Amidst these macro-trends, the specific saga of Grail continues to serve as a cautionary tale of corporate ambition and regulatory pushback. The signage of Grail, the liquid biopsy pioneer, now stands as a symbol of one of the most contentious "un-mergers" in biotech history. After Illumina’s ill-fated $8 billion acquisition of Grail—conducted in defiance of European and American antitrust regulators—the gene-sequencing giant was forced to divest the company. Now, as Grail prepares to navigate the public markets as an independent entity once again, it faces a daunting road ahead.
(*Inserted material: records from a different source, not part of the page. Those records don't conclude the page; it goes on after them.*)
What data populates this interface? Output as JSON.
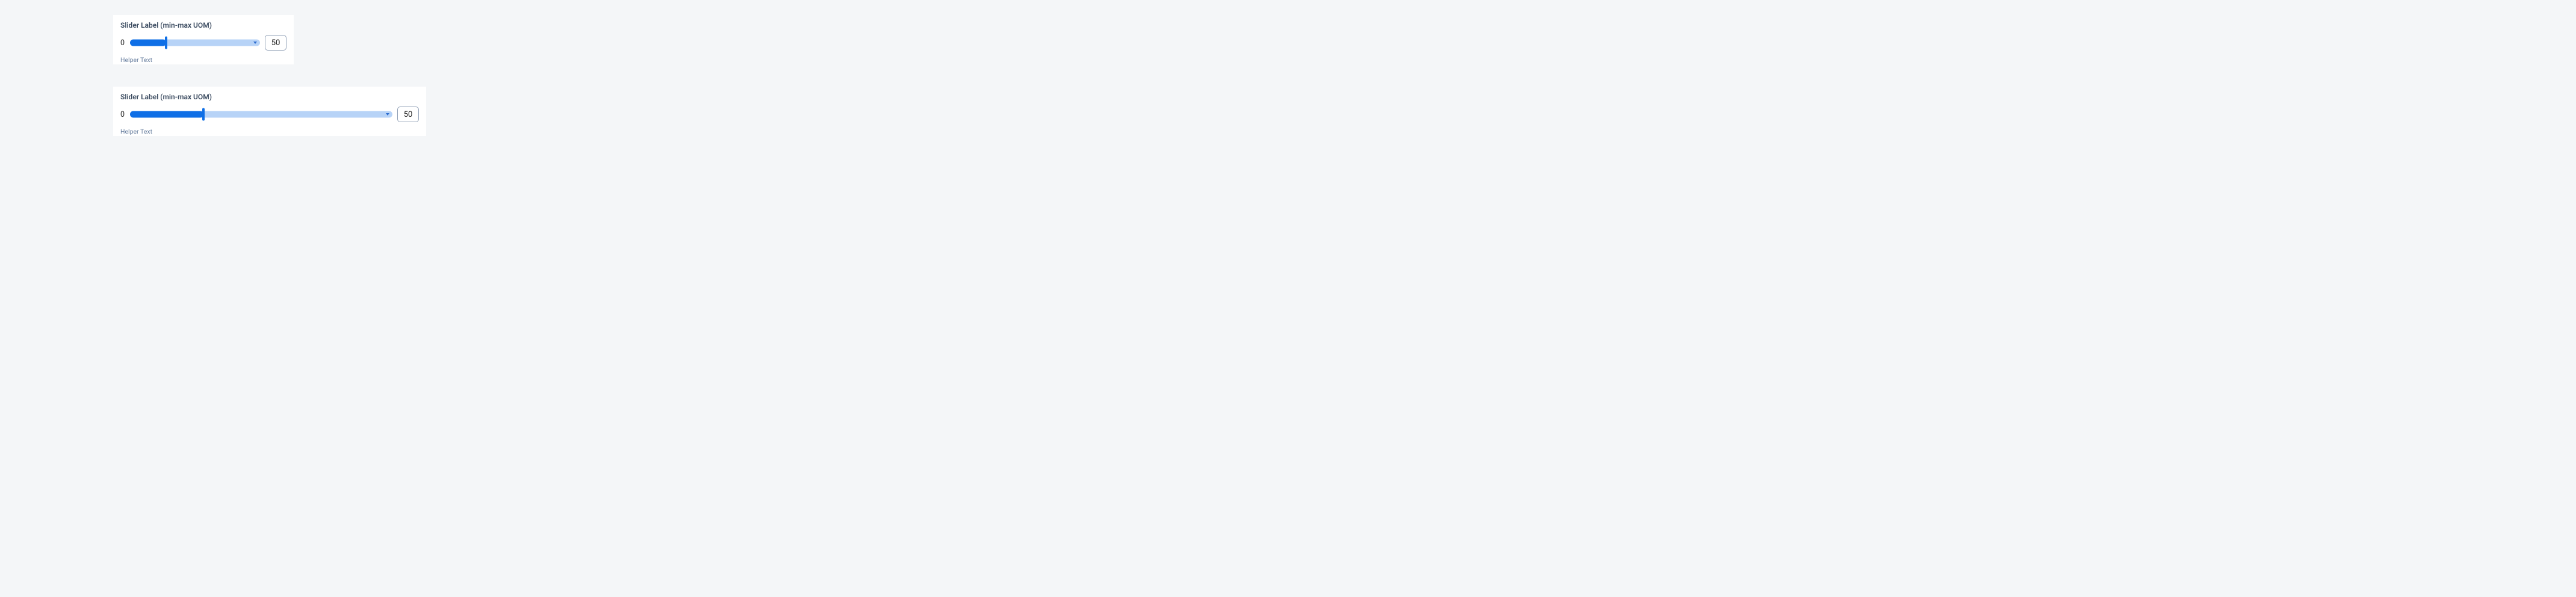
{
  "sliders": [
    {
      "label": "Slider Label (min-max UOM)",
      "min_display": "0",
      "value_display": "50",
      "helper": "Helper Text"
    },
    {
      "label": "Slider Label (min-max UOM)",
      "min_display": "0",
      "value_display": "50",
      "helper": "Helper Text"
    }
  ]
}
While its Galleri blood test, which screens for over 50 types of cancer, holds immense clinical promise, the company must now secure broad insurance coverage and prove its long-term survival without the deep pockets of Illumina. The Grail situation highlights a shift in the regulatory climate, where "vertical integration"—a company owning both the platform (sequencing) and the product (the test)—is being viewed with unprecedented skepticism by the FTC and EC.

As the biotech sector moves into the second half of the year, the "Readout" emphasizes that the industry is at a crossroads. The return of figures like Boris Nikolic suggests that capital is still flowing, even if it comes with social baggage. The science of KRAS suggests that we are on the verge of a new era of "precision immunotherapy" that could finally tackle some of the most lethal cancers. However, the instability at the FDA and the volatile political climate regarding drug pricing create a layer of uncertainty that makes long-term planning difficult for even the most established players.

Furthermore, the broader market sentiment remains cautious. While the "IPO window" has cracked open for companies with strong clinical data, the era of "easy money" for platform-based companies with no clear path to the clinic appears to be over. Investors are demanding more than just "cool science"; they are looking for clear regulatory pathways and a defensible pricing strategy in an era where the government is finally taking a seat at the negotiating table. The news from the Readout this week serves as a reminder that in biotech, the breakthrough in the lab is only half the battle; the other half is fought in the courtroom, the boardroom, and the halls of Congress. Whether it is the re-emergence of a controversial investor or the discovery of a new way to target the "undruggable," the industry remains a high-stakes arena where the margins for error are slim and the potential for impact is limitless.